Alketa Xhafa Mripa is a talented contemporary artist, a mother of four, a yoga trainer and an entrepreneurial woman who leads along with her husband, “Tea House”, in London. Alketa Xhafa Mripa began her journey in London, initially as a student, then as a refugee from the Kosovo war, which today through art gives a ray of light and hope to all those (refugees) who are now far from their homeland, in the foreign soil. For her, art is the language of choice, her voice traveling with her when she does not need to say a word. Art, for her, is the desire to visualize things, when words have no power, are her motives of work, the intentions to reveal the truth, the lost, the forgotten… the ungodly and the unheard.
Alketa grew up in the 1990s, in Pristina, Kosovo under Milosevic’s regime. The first thing she remembers is childhood and youth are a mixture of emotions: Happiness, War and Injustice. The emotion of happiness memorizes the moments under the roof of her home, within the family circle, while the pains of her nation remember the war and the injustice. Alketa recalls those years when Kosovo Albanians were constantly denied basic rights; a time when Albanians experienced discrimination in employment, non-housing, non-education and unjust trial.
“I was Albanian, so they did not have empathy on me. The education in my language was denied,”
In addition, there is one thing that will stay permanently with her – and – it is blood feud. During the 1990s, together with parents, she attended mass events for reconciliation of vengeance.
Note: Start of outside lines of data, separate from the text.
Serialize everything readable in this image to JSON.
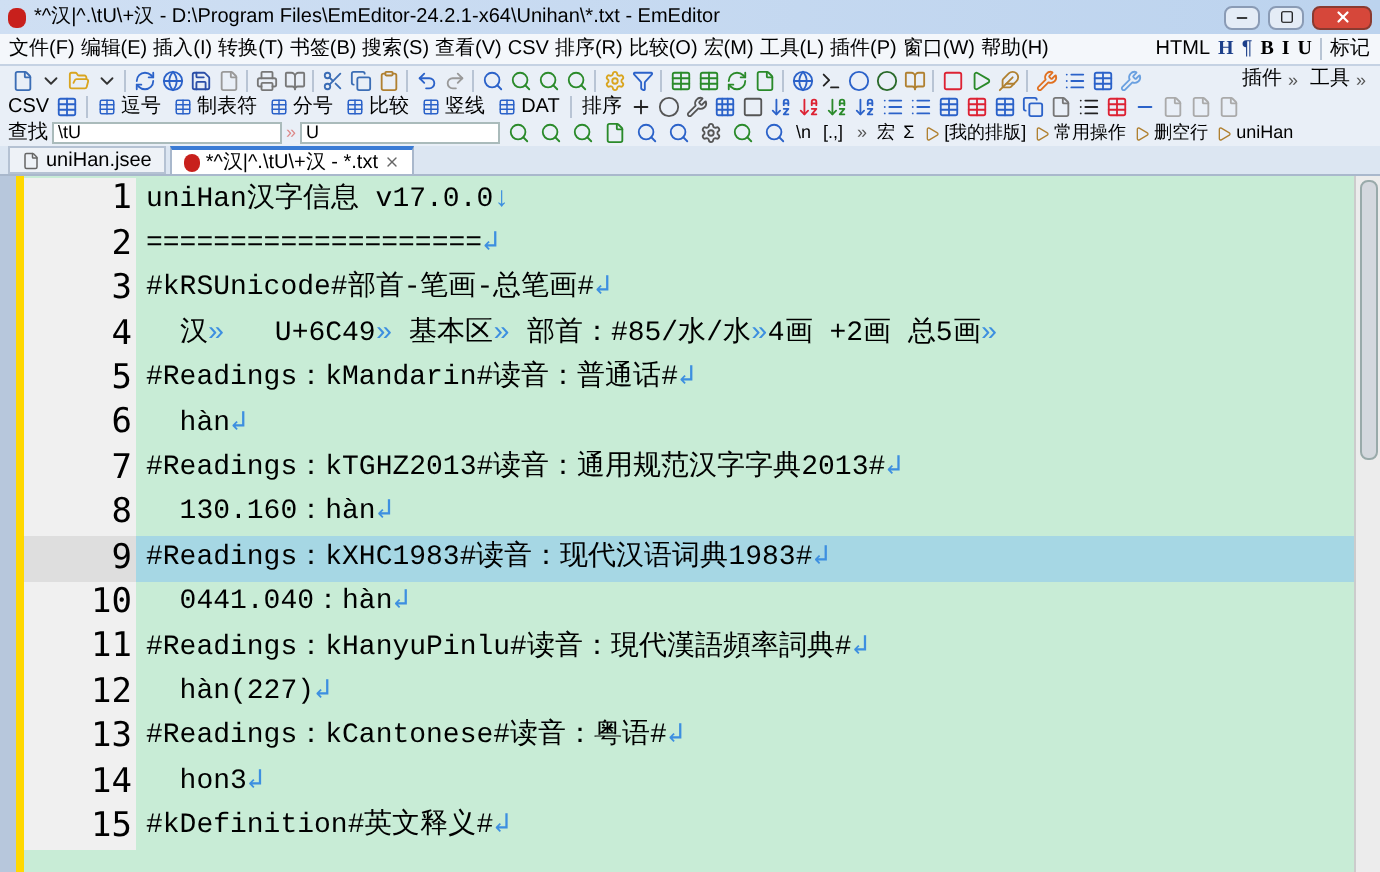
{
  "window": {
    "title": "*^汉|^.\\tU\\+汉 - D:\\Program Files\\EmEditor-24.2.1-x64\\Unihan\\*.txt - EmEditor"
  },
  "menu": [
    "文件(F)",
    "编辑(E)",
    "插入(I)",
    "转换(T)",
    "书签(B)",
    "搜索(S)",
    "查看(V)",
    "CSV",
    "排序(R)",
    "比较(O)",
    "宏(M)",
    "工具(L)",
    "插件(P)",
    "窗口(W)",
    "帮助(H)"
  ],
  "format_toolbar": {
    "items": [
      "HTML",
      "H",
      "¶",
      "B",
      "I",
      "U"
    ],
    "mark_label": "标记"
  },
  "toolbar_labels": [
    {
      "label": "插件",
      "more": "»"
    },
    {
      "label": "工具",
      "more": "»"
    }
  ],
  "csv_toolbar": {
    "label": "CSV",
    "buttons": [
      "逗号",
      "制表符",
      "分号",
      "比较",
      "竖线",
      "DAT"
    ],
    "sort_label": "排序"
  },
  "find_bar": {
    "label": "查找",
    "find_value": "\\tU",
    "separator": "»",
    "replace_value": "U",
    "escape_label": "\\n",
    "bracket_label": "[.,]",
    "macro_label": "宏",
    "sum_label": "Σ",
    "macros": [
      "[我的排版]",
      "常用操作",
      "删空行",
      "uniHan"
    ],
    "more": "»"
  },
  "tabs": [
    {
      "label": "uniHan.jsee",
      "selected": false
    },
    {
      "label": "*^汉|^.\\tU\\+汉 - *.txt",
      "selected": true
    }
  ],
  "editor": {
    "lines": [
      {
        "number": "1",
        "selected": false,
        "segments": [
          {
            "kind": "text",
            "text": "uniHan汉字信息 v17.0.0"
          },
          {
            "kind": "mark",
            "text": "↓"
          }
        ]
      },
      {
        "number": "2",
        "selected": false,
        "segments": [
          {
            "kind": "text",
            "text": "===================="
          },
          {
            "kind": "mark",
            "text": "↲"
          }
        ]
      },
      {
        "number": "3",
        "selected": false,
        "segments": [
          {
            "kind": "text",
            "text": "#kRSUnicode#部首-笔画-总笔画#"
          },
          {
            "kind": "mark",
            "text": "↲"
          }
        ]
      },
      {
        "number": "4",
        "selected": false,
        "segments": [
          {
            "kind": "text",
            "text": "  汉"
          },
          {
            "kind": "mark",
            "text": "»"
          },
          {
            "kind": "text",
            "text": "   U+6C49"
          },
          {
            "kind": "mark",
            "text": "»"
          },
          {
            "kind": "text",
            "text": " 基本区"
          },
          {
            "kind": "mark",
            "text": "»"
          },
          {
            "kind": "text",
            "text": " 部首：#85/水/水"
          },
          {
            "kind": "mark",
            "text": "»"
          },
          {
            "kind": "text",
            "text": "4画 +2画 总5画"
          },
          {
            "kind": "mark",
            "text": "»"
          }
        ]
      },
      {
        "number": "5",
        "selected": false,
        "segments": [
          {
            "kind": "text",
            "text": "#Readings：kMandarin#读音：普通话#"
          },
          {
            "kind": "mark",
            "text": "↲"
          }
        ]
      },
      {
        "number": "6",
        "selected": false,
        "segments": [
          {
            "kind": "text",
            "text": "  hàn"
          },
          {
            "kind": "mark",
            "text": "↲"
          }
        ]
      },
      {
        "number": "7",
        "selected": false,
        "segments": [
          {
            "kind": "text",
            "text": "#Readings：kTGHZ2013#读音：通用规范汉字字典2013#"
          },
          {
            "kind": "mark",
            "text": "↲"
          }
        ]
      },
      {
        "number": "8",
        "selected": false,
        "segments": [
          {
            "kind": "text",
            "text": "  130.160：hàn"
          },
          {
            "kind": "mark",
            "text": "↲"
          }
        ]
      },
      {
        "number": "9",
        "selected": true,
        "segments": [
          {
            "kind": "text",
            "text": "#Readings：kXHC1983#读音：现代汉语词典1983#"
          },
          {
            "kind": "mark",
            "text": "↲"
          }
        ]
      },
      {
        "number": "10",
        "selected": false,
        "segments": [
          {
            "kind": "text",
            "text": "  0441.040：hàn"
          },
          {
            "kind": "mark",
            "text": "↲"
          }
        ]
      },
      {
        "number": "11",
        "selected": false,
        "segments": [
          {
            "kind": "text",
            "text": "#Readings：kHanyuPinlu#读音：現代漢語頻率詞典#"
          },
          {
            "kind": "mark",
            "text": "↲"
          }
        ]
      },
      {
        "number": "12",
        "selected": false,
        "segments": [
          {
            "kind": "text",
            "text": "  hàn(227)"
          },
          {
            "kind": "mark",
            "text": "↲"
          }
        ]
      },
      {
        "number": "13",
        "selected": false,
        "segments": [
          {
            "kind": "text",
            "text": "#Readings：kCantonese#读音：粤语#"
          },
          {
            "kind": "mark",
            "text": "↲"
          }
        ]
      },
      {
        "number": "14",
        "selected": false,
        "segments": [
          {
            "kind": "text",
            "text": "  hon3"
          },
          {
            "kind": "mark",
            "text": "↲"
          }
        ]
      },
      {
        "number": "15",
        "selected": false,
        "segments": [
          {
            "kind": "text",
            "text": "#kDefinition#英文释义#"
          },
          {
            "kind": "mark",
            "text": "↲"
          }
        ]
      }
    ]
  }
}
For her, it was the first time she faced the sense of solidarity when a whole society, with people from all walks of life, poor and rich women, from urban and rural areas, pardoned the old disagreements and decided to walk forward. For her, it was a beautiful experience I will never forget.
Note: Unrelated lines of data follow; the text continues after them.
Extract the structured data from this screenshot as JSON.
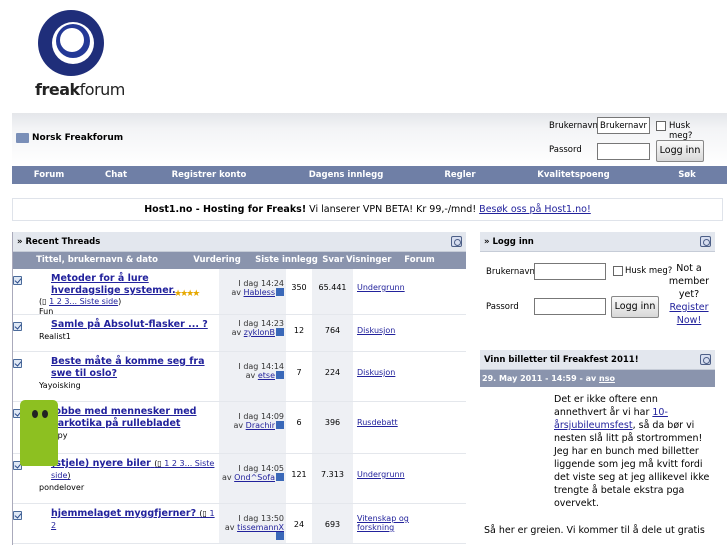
{
  "logo": {
    "text_bold": "freak",
    "text_rest": "forum"
  },
  "breadcrumb": {
    "title": "Norsk Freakforum"
  },
  "top_login": {
    "username_label": "Brukernavn",
    "username_value": "Brukernavn",
    "remember_label": "Husk meg?",
    "password_label": "Passord",
    "submit": "Logg inn"
  },
  "nav": [
    "Forum",
    "Chat",
    "Registrer konto",
    "Dagens innlegg",
    "Regler",
    "Kvalitetspoeng",
    "Søk"
  ],
  "banner": {
    "bold": "Host1.no - Hosting for Freaks!",
    "text": " Vi lanserer VPN BETA! Kr 99,-/mnd! ",
    "link": "Besøk oss på Host1.no!"
  },
  "recent": {
    "title": "» Recent Threads",
    "columns": [
      "Tittel, brukernavn & dato",
      "Vurdering",
      "Siste innlegg",
      "Svar",
      "Visninger",
      "Forum"
    ],
    "rows": [
      {
        "title": "Metoder for å lure hverdagslige systemer.",
        "pages": "1 2 3... Siste side",
        "author": "Fun",
        "rating": 4,
        "when": "I dag",
        "time": "14:24",
        "by": "Habless",
        "replies": "350",
        "views": "65.441",
        "forum": "Undergrunn"
      },
      {
        "title": "Samle på Absolut-flasker ... ?",
        "pages": "",
        "author": "Realist1",
        "rating": 0,
        "when": "I dag",
        "time": "14:23",
        "by": "zyklonB",
        "replies": "12",
        "views": "764",
        "forum": "Diskusjon"
      },
      {
        "title": "Beste måte å komme seg fra swe til oslo?",
        "pages": "",
        "author": "Yayoisking",
        "rating": 0,
        "when": "I dag",
        "time": "14:14",
        "by": "etse",
        "replies": "7",
        "views": "224",
        "forum": "Diskusjon"
      },
      {
        "title": "Jobbe med mennesker med narkotika på rullebladet",
        "pages": "",
        "author": "Kruppy",
        "rating": 0,
        "when": "I dag",
        "time": "14:09",
        "by": "Drachir",
        "replies": "6",
        "views": "396",
        "forum": "Rusdebatt"
      },
      {
        "title": "(stjele) nyere biler",
        "pages": "1 2 3... Siste side",
        "author": "pondelover",
        "rating": 0,
        "when": "I dag",
        "time": "14:05",
        "by": "Ond^Sofa",
        "replies": "121",
        "views": "7.313",
        "forum": "Undergrunn"
      },
      {
        "title": "hjemmelaget myggfjerner?",
        "pages": "1 2",
        "author": "",
        "rating": 0,
        "when": "I dag",
        "time": "13:50",
        "by": "tissemannX",
        "replies": "24",
        "views": "693",
        "forum": "Vitenskap og forskning"
      }
    ]
  },
  "side_login": {
    "title": "» Logg inn",
    "username_label": "Brukernavn",
    "remember_label": "Husk meg?",
    "password_label": "Passord",
    "submit": "Logg inn",
    "not_member_1": "Not a",
    "not_member_2": "member",
    "not_member_3": "yet?",
    "register": "Register Now!"
  },
  "vinn": {
    "title": "Vinn billetter til Freakfest 2011!",
    "date": "29. May 2011 - 14:59 - av",
    "author": "nso",
    "p1a": "Det er ikke oftere enn annethvert år vi har ",
    "p1link": "10-årsjubileumsfest",
    "p1b": ", så da bør vi nesten slå litt på stortrommen!",
    "p2": "Jeg har en bunch med billetter liggende som jeg må kvitt fordi det viste seg at jeg allikevel ikke trengte å betale ekstra pga overvekt.",
    "p3": "Så her er greien. Vi kommer til å dele ut gratis"
  },
  "colors": {
    "nav_bg": "#6f7fa6",
    "link": "#22229c",
    "header_bg": "#8a94ad",
    "star": "#e6a800"
  }
}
“I think this experience was deeply rooted in the memory, when I introduced the installation of art ‘I Think of You’, for the survivors of sexual violence in Kosovo. That’s because I wanted the survivors to experience that solidarity”…
The installation “Thinking of You”/”Mendoj per ty”, which gathered about 5000 dresses and skirts at the Pristina Stadium for survivors of the last war, was the happiest moment in her life. This installation recalled their pain and honored them. Many women and men had gathered together to give a message that they had not done anything wrong and to tell them “we think about you” to break the silence and the stigma, turning to the best testimony of solidarity. This installation was selected by UNWOMEN as one of the events that characterized the year 2015 in terms of gender equality. After spending her childhood in Kosovo, completing elementary and high school, she moved to London in 1997 to start her studies at “Central Saint Martins”, continuing further on to “Tate Modern” for Art History. Today Alketa is an activist, artist and feminist. Through the art – as the most powerful means of transmitting the message – raises discrimination and disparity between men and women. Through her artistic creativity she tries to raise consciousness, to change perceptions, start and take action on the particular problems. Every artistic instillation must be something that provokes her; an injustice being done to a person or group and she feels that she must act upon it. Recently she was invited as an inspirational artist in this year’s edition of PLATFORMA Festival. Alketa is also strongly associated with the cause of refugees and the terrible treatment the world is doing to them and has created the installation “Refugees Welcome”.
& Asked what the empowerment of women and men means, Alketa says that women’s empowerment should begin within the family and that it is not something to look for; begins how your father treats your mother, as your brother treats the neighbor’s daughter. For her it is pointless how one should be treated differently just because of his gender, race, nationality or belief … at the end of the day, we are all people of this world.
She admires that today there are many individuals and groups fighting for the empowerment of women, citing many women like Myrvete Dreshaj, Zahrije Podrimçaku, Sevdije Ahmeti, Safete Rugova, Igballe Rogova, Vjosa Dobruna, Luljeta Pula, Kaqusha Jashari and which, with their activism and passion, paved the way for new generations to continue the cause of equality.